Clara fica a noção de que a Igreja e o patriarcado, seja ele judaico, cristão ou islâmico, religiões artificiais que partilham as mesmas bases políticas disfarçadas de cultos astrais, foram os motores do conflito social que opôs homens e mulheres ao longo da História, escravizando ambos na renúncia do divino que lhes é intrínseco e da sua verdadeira espiritualidade. Esmagada, culpabilizada, amaldiçoada e, por fim, masculinizada, a mulher foi sendo moldada negativamente pela astúcia do simbolismo, a mesma que transformou a Serpente matriarcal numa pérfida criatura habitante dos ‘sórdidos esconsos’ do submundo. Se queremos destruir ou submeter um povo, devemos começar por destruir ou subverter os seus símbolos, fazer com que sejam odiados e repudiados - veja-se o caso típico da suástica. Assim, a Serpente passou a ser conotada com o Mal e com a mentira, num volte-face que nos faz pensar na acção dos fact-ch&ck&rs de outrora, que decidiam a verdade de acordo com as narrativas vigentes em cada época. A desacreditação e a humilhação sempre foram usadas na construção do paradigma 'correcto', daquele que os senhores do jogo nos incitam a seguir. Capaz de colocar em risco a palavra instituída e o status de uma sociedade edificada sobre mentiras, o conhecimento do espírito-serpente é tabu, assunto digno de escárnio.
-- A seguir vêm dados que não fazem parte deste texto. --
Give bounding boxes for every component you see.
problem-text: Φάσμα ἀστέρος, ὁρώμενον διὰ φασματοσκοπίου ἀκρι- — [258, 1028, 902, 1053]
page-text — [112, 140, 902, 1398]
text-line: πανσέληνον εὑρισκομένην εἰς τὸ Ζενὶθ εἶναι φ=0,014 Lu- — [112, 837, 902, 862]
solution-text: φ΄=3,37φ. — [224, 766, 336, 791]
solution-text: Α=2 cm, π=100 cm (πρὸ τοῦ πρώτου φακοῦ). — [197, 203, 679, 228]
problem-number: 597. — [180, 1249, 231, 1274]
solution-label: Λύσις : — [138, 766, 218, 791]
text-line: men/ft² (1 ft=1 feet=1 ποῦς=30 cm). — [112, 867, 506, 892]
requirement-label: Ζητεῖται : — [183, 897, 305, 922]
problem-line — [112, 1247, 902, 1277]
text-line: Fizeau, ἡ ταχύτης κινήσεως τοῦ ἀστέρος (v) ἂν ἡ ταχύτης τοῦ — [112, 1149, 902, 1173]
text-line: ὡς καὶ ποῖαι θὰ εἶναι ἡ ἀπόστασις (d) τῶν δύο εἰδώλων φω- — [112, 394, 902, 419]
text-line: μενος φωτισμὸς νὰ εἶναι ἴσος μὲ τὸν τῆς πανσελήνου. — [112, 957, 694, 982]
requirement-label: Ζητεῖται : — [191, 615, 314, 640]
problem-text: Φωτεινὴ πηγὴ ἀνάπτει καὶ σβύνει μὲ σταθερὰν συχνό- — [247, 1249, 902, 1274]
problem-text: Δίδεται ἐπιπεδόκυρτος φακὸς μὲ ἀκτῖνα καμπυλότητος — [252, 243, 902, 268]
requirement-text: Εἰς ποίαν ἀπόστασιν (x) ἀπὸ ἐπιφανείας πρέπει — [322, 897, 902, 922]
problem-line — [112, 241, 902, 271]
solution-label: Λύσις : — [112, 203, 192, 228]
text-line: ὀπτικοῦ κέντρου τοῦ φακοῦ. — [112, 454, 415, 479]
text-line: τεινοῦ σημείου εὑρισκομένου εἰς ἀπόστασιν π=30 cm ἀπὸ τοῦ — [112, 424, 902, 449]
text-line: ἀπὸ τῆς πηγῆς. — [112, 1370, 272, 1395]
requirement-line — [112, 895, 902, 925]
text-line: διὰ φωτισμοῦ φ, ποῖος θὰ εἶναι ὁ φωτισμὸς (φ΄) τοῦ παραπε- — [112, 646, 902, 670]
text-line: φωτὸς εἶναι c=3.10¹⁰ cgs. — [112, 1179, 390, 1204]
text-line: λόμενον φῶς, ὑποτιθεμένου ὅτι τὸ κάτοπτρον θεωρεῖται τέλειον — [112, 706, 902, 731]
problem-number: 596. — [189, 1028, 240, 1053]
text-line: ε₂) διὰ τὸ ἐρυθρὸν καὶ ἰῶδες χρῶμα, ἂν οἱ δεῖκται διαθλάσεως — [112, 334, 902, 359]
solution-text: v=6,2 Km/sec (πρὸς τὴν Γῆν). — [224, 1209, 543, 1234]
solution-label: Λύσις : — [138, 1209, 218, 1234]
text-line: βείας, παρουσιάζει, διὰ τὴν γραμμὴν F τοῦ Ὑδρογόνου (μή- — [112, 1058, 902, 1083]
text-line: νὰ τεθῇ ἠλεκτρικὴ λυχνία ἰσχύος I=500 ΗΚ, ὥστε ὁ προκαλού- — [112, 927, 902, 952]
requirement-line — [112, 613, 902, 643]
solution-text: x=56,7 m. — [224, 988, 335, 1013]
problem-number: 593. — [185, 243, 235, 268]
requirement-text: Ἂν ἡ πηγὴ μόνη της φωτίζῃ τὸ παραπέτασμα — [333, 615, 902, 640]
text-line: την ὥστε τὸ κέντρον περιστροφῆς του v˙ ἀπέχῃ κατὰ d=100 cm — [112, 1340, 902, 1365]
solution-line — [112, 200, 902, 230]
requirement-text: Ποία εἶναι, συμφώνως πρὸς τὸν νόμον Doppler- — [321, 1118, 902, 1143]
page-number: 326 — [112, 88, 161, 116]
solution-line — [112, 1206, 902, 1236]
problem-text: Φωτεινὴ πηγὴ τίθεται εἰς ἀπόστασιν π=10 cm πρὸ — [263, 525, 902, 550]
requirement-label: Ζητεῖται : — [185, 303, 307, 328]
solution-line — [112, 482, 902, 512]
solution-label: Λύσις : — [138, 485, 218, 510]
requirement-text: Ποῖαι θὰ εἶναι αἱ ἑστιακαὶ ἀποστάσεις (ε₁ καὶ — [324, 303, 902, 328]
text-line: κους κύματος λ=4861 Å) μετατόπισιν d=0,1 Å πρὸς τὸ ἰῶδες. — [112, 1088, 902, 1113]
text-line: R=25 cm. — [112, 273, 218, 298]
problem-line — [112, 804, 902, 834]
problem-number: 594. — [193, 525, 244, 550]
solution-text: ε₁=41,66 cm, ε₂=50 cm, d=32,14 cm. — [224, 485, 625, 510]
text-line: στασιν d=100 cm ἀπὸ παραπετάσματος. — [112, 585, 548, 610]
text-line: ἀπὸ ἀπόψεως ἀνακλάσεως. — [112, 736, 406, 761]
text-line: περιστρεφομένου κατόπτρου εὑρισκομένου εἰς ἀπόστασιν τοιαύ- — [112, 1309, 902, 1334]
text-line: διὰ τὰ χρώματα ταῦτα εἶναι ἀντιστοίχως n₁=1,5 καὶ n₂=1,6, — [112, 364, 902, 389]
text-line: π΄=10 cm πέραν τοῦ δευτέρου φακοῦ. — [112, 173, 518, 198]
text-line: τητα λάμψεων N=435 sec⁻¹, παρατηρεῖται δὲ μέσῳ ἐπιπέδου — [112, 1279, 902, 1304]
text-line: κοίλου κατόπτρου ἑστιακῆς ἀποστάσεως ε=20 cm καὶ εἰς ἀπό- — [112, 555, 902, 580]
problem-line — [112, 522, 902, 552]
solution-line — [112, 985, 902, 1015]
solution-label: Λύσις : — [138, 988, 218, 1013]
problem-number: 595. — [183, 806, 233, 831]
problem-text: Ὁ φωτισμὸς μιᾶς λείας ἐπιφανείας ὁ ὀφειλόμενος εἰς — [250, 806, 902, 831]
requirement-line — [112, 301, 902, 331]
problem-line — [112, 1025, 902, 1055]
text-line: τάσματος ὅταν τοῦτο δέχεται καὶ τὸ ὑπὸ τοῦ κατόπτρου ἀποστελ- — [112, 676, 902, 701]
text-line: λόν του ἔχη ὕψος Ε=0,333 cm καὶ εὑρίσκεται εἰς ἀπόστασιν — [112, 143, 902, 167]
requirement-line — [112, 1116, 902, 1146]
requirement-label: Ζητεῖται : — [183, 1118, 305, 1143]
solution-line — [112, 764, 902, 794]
Em «Lilith, a Mulher Primordial», Rosa Leonor Pedro avança profundamente nestas e noutras questões ligadas ao papel da Mulher e à sua instrumentalização nas mãos patriarcais de um sistema corrupto, fundado na falsidade e na distorção:
«Lilith é a Rainha do tempo, fora do tempo, e pouco tem a ver com essas ideias maléficas e monstruosas que dela projectaram os homens tementes de Deus Pai. (...) Ela está para lá de toda a dualidade, do Bem e do Mal. Ela nunca foi o macho nem a fêmea animal, porque Ela é a Essência feminina e o Gérmen da mulher futura, da mulher que era para ser no início e não foi. Ela é o gérmen da mulher integral, e o que ela será já está inscrito no nosso ADN. Ela não morreu, porque renasce de si mesma, inteira como a Fénix. Renasce na união das duas mulheres cindidas e nas consciências de feminino e do masculino, e para lá dos dois.» pg. 83.
Ctnoniana, telúrica, cósmica, a Serpente é um fluido universal, que ora se enrosca numa acepção feminina enquanto espiral magnética, ora se projecta em onda hertziana, masculina e linear. Ela é isto e aquilo, é o Todo e cada uma das partes, ela é o Infinito, tempo e espaço na ininterrupta trama da existência.